1. The Bitcoin marketplace
Ever thought of supercomputing as a get-rich-quick strategy? Computer geeks do. It turns out that supercomputing processes are perfect for mining for Bitcoin.
The mining community is now using dedicated mining machines built purely to mitigate Bitcoin hash-rate problems. Supercomputers are so well suited to this that they’re now becoming essential for real financial success in the emerging online currency world.
2. Automobile safety ratings
Supercomputers play a very important role in helping people decide what car to buy. When auto manufacturers subject their vehicles to safety testing, only a fraction of the testing is done in a live, simulated environment with a dummy.
In fact, a large portion of a vehicle’s safety rating is based on complex computer-generated scenarios, where supercomputers crunch equations involving dozens upon dozens of different variables.
These computer-generated scenarios, along with the data taken from the crash tests themselves, are analysed to determine safety ratings.
3. The newspaper
Journalists are finding key sources — in the form of supercomputers. The Associated Press and other major news organisations recently began using software that employs algorithms to spot facts and key trends in data, and describe them in a narrative way – effectively enhancing the journalist’s ability to generate insights for data-centric stories such as earnings reports.
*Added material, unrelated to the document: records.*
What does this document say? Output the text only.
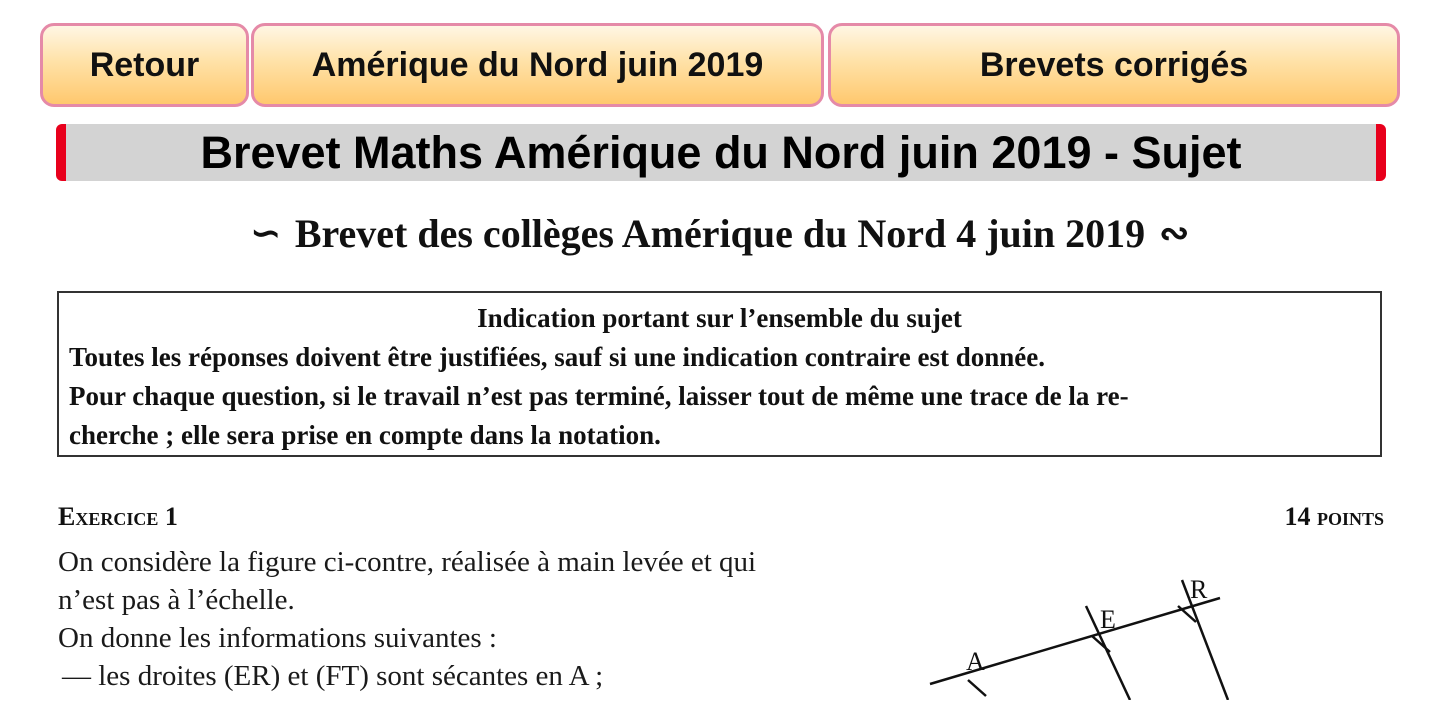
Retour	Amérique du Nord juin 2019	Brevets corrigés
Brevet Maths Amérique du Nord juin 2019 - Sujet
∽ Brevet des collèges Amérique du Nord 4 juin 2019 ∾
Indication portant sur l’ensemble du sujet
Toutes les réponses doivent être justifiées, sauf si une indication contraire est donnée.
Pour chaque question, si le travail n’est pas terminé, laisser tout de même une trace de la re-
cherche ; elle sera prise en compte dans la notation.
Exercice 1	14 points
On considère la figure ci-contre, réalisée à main levée et qui
n’est pas à l’échelle.
On donne les informations suivantes :
— les droites (ER) et (FT) sont sécantes en A ;	A
E
R
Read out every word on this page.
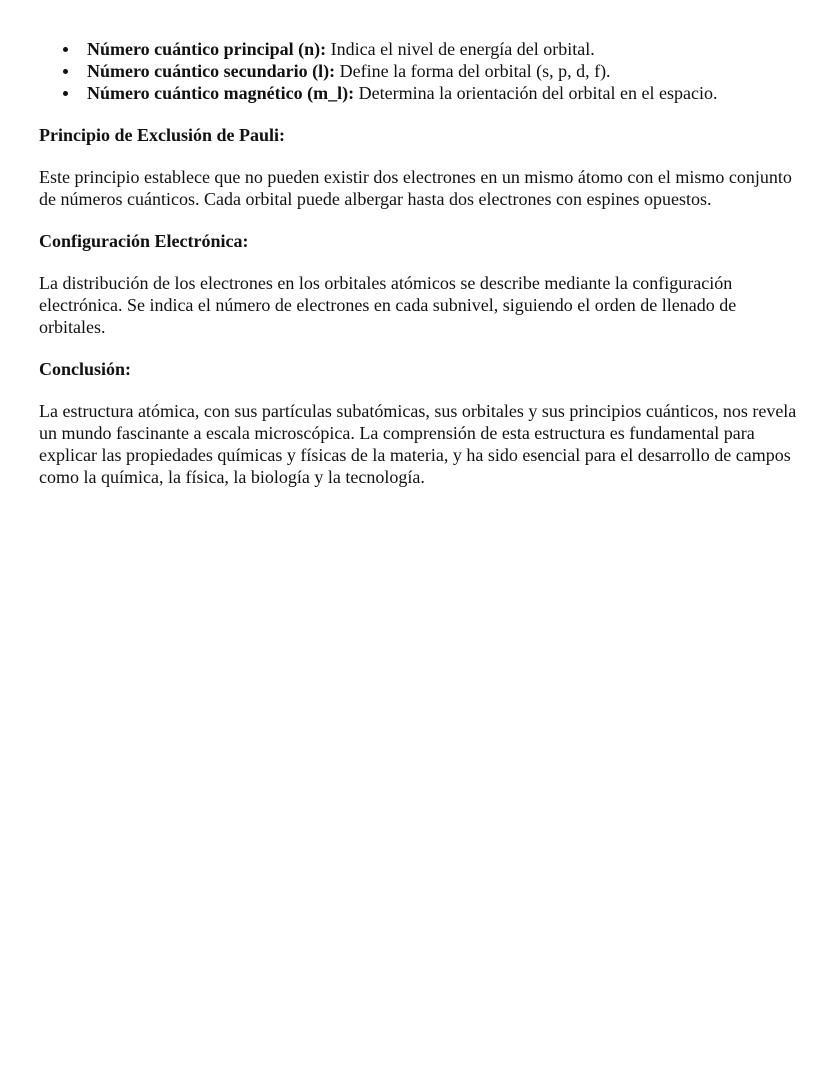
Número cuántico principal (n): Indica el nivel de energía del orbital.
Número cuántico secundario (l): Define la forma del orbital (s, p, d, f).
Número cuántico magnético (m_l): Determina la orientación del orbital en el espacio.
Principio de Exclusión de Pauli:

Este principio establece que no pueden existir dos electrones en un mismo átomo con el mismo conjunto de números cuánticos. Cada orbital puede albergar hasta dos electrones con espines opuestos.

Configuración Electrónica:

La distribución de los electrones en los orbitales atómicos se describe mediante la configuración electrónica. Se indica el número de electrones en cada subnivel, siguiendo el orden de llenado de orbitales.

Conclusión:

La estructura atómica, con sus partículas subatómicas, sus orbitales y sus principios cuánticos, nos revela un mundo fascinante a escala microscópica. La comprensión de esta estructura es fundamental para explicar las propiedades químicas y físicas de la materia, y ha sido esencial para el desarrollo de campos como la química, la física, la biología y la tecnología.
The algorithms can comb through historical data for outlier cases, select appropriate words from a vast thesaurus, and apply what it considers to be the best ones to describe a situation. Voila – a news article is made.
4. Smog control in cities
By running meteorological data through high-power supercomputers, scientists can predict pollution levels in major cities like Beijing.
These processes can help identify the source and dispersal pattern of pollutants across Beijing with a street-level degree of detail days in advance.
Armed with this information, public health officials can warn at-risk individuals and potentially control the pollution’s damaging effect on a community.
The same insights can also help reduce pollution in the future by looking at energy consumption, predicting the effectiveness of alternative energy sources – such as solar and wind – or effectively managing energy production to minimise waste.
>See also: UK nuclear-warhead maker deploys three distributed-memory supercomputers
5. 18-wheelers
18-wheeler trucks have begun appearing with “skirts” on the bottom. Research done by powerful supercomputers showed that this aerodynamic design reduces drag and increases efficiency enough that operators save up to $5,000 per truck, per year in fuel costs.
Imagine, then, the impact this will have on the $603.9 billion worth of freight these trucks transport each year across the US.
All because of research done on a supercomputer, people could be looking at saving money on everything from their Weetabix to their wearables.